Partially enabling environment has been assessed when it comes to cases of invasive oversight which impose burdensome reporting requirements. No organizations from the MM survey have responded that they experienced invasive oversight (e.g. excessive audit, other burdensome administrative requirements, targeted inspections etc.). However, according to data gathered in the survey for the purpose of the ACT Program excessive supervision of work/frequent inspections was reported by 3% of the CSOs and those are mainly CSOs involved in international cooperation (including European integration).

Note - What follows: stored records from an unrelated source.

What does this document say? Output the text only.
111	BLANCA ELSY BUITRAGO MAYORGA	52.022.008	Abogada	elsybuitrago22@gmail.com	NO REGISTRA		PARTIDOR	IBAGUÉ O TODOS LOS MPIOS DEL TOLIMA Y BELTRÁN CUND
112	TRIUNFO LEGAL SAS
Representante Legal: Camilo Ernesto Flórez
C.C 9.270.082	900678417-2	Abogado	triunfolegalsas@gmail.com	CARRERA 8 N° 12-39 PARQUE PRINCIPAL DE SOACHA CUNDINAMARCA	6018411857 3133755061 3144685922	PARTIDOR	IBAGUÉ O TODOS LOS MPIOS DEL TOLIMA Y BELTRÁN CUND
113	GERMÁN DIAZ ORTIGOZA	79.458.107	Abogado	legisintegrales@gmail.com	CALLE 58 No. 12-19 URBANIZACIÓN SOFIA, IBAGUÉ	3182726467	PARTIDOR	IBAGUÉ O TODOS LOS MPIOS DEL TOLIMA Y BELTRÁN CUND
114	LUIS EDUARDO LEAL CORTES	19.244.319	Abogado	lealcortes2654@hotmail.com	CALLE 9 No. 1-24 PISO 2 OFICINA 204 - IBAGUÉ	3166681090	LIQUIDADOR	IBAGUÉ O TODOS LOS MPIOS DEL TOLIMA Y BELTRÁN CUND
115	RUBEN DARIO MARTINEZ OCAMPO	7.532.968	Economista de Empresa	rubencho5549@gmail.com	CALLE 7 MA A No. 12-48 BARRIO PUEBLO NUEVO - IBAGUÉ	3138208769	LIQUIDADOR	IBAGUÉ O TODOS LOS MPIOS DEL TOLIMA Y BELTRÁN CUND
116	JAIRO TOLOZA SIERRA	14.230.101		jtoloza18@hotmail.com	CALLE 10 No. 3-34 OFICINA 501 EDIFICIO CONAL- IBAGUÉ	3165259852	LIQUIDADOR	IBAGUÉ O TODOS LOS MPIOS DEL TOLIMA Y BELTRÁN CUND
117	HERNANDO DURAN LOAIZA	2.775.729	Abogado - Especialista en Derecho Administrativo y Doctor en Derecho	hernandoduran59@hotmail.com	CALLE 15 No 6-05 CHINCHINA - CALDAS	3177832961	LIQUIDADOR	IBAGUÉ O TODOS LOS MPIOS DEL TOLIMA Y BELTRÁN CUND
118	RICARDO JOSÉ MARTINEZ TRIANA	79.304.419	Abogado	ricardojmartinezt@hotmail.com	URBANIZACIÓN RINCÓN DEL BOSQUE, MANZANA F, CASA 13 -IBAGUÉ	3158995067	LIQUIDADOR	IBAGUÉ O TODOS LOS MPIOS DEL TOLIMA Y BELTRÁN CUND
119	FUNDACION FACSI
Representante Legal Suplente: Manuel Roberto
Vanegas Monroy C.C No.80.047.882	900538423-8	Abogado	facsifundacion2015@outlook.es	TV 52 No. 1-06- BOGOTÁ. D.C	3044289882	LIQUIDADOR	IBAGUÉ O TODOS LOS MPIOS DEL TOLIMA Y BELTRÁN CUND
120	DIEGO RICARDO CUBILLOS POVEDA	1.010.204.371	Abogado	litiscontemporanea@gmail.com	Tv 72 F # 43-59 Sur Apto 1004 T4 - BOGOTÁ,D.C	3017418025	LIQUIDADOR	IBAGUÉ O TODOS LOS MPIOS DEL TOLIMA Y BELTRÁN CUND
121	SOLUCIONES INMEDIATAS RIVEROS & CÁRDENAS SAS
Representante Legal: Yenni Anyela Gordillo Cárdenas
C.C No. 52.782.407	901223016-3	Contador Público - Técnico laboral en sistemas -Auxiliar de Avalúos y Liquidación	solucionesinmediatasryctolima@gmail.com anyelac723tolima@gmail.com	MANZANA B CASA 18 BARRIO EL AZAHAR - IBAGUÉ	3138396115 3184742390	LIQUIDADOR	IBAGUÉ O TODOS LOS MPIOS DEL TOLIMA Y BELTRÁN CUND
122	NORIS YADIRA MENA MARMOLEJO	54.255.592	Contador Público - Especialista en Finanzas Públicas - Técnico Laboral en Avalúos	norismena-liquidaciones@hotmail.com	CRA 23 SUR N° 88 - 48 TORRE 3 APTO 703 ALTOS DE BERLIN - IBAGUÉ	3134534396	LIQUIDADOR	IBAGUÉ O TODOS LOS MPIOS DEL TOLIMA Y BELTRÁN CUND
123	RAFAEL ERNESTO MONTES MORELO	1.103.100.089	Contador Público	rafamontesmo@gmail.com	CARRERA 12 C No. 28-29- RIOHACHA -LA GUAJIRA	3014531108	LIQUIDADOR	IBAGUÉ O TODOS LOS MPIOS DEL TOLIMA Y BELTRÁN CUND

Based on recommendations of FATF and MONEYVAL expert committee, in June 2018, the Government adopted the document Money Laundering Risk Assessment and Terrorist Financing Risk Assessment with the accompanying Action Plan in order to implement the recommendations contained in this document. Based on this, stronger coordination was made between inspections in charge for associations and foundations. In order to exercise effective supervision and coordinate the work of inspectional services, the Coordination Commission for Supervisory Inspection established a Working Group for supervisory inspection of the non-profit sector. The Coordination Commission is an inter-agency coordination body, tasked with aligning and coordinating the work of inspections and enhancing the effectiveness of supervisory inspection through aligning plans of supervisory inspections and training programs, promoting the information exchange and professional and ethical standards of inspectors, monitoring and evaluation of inspections and supervision. The Working Group developed a document called Procedures and Criteria for Supervising NPOs. These Procedures introduce steps in preparing and developing a plan for consolidated supervision of NPOs, as well as exercising the consolidate supervision.
Practice is in line with standards in the area of sanctions applied in rare/extreme cases; they are proportional and are subject to a judicial review. According to the MM survey just 2 organizations responded they were sanctioned for noncompliance, and 50 of them they were not. One of them responded the sanction was proportional one of them considered that the sanction was excessive for the breach. According to the MM survey two organizations responded they were sanctioned for noncompliance, also responded that they used the opportunity to appeal in court. No available data on sanctions from the Working Group for supervisory inspection of the non-profit sector in the area of counter money laundry and financing terrorism.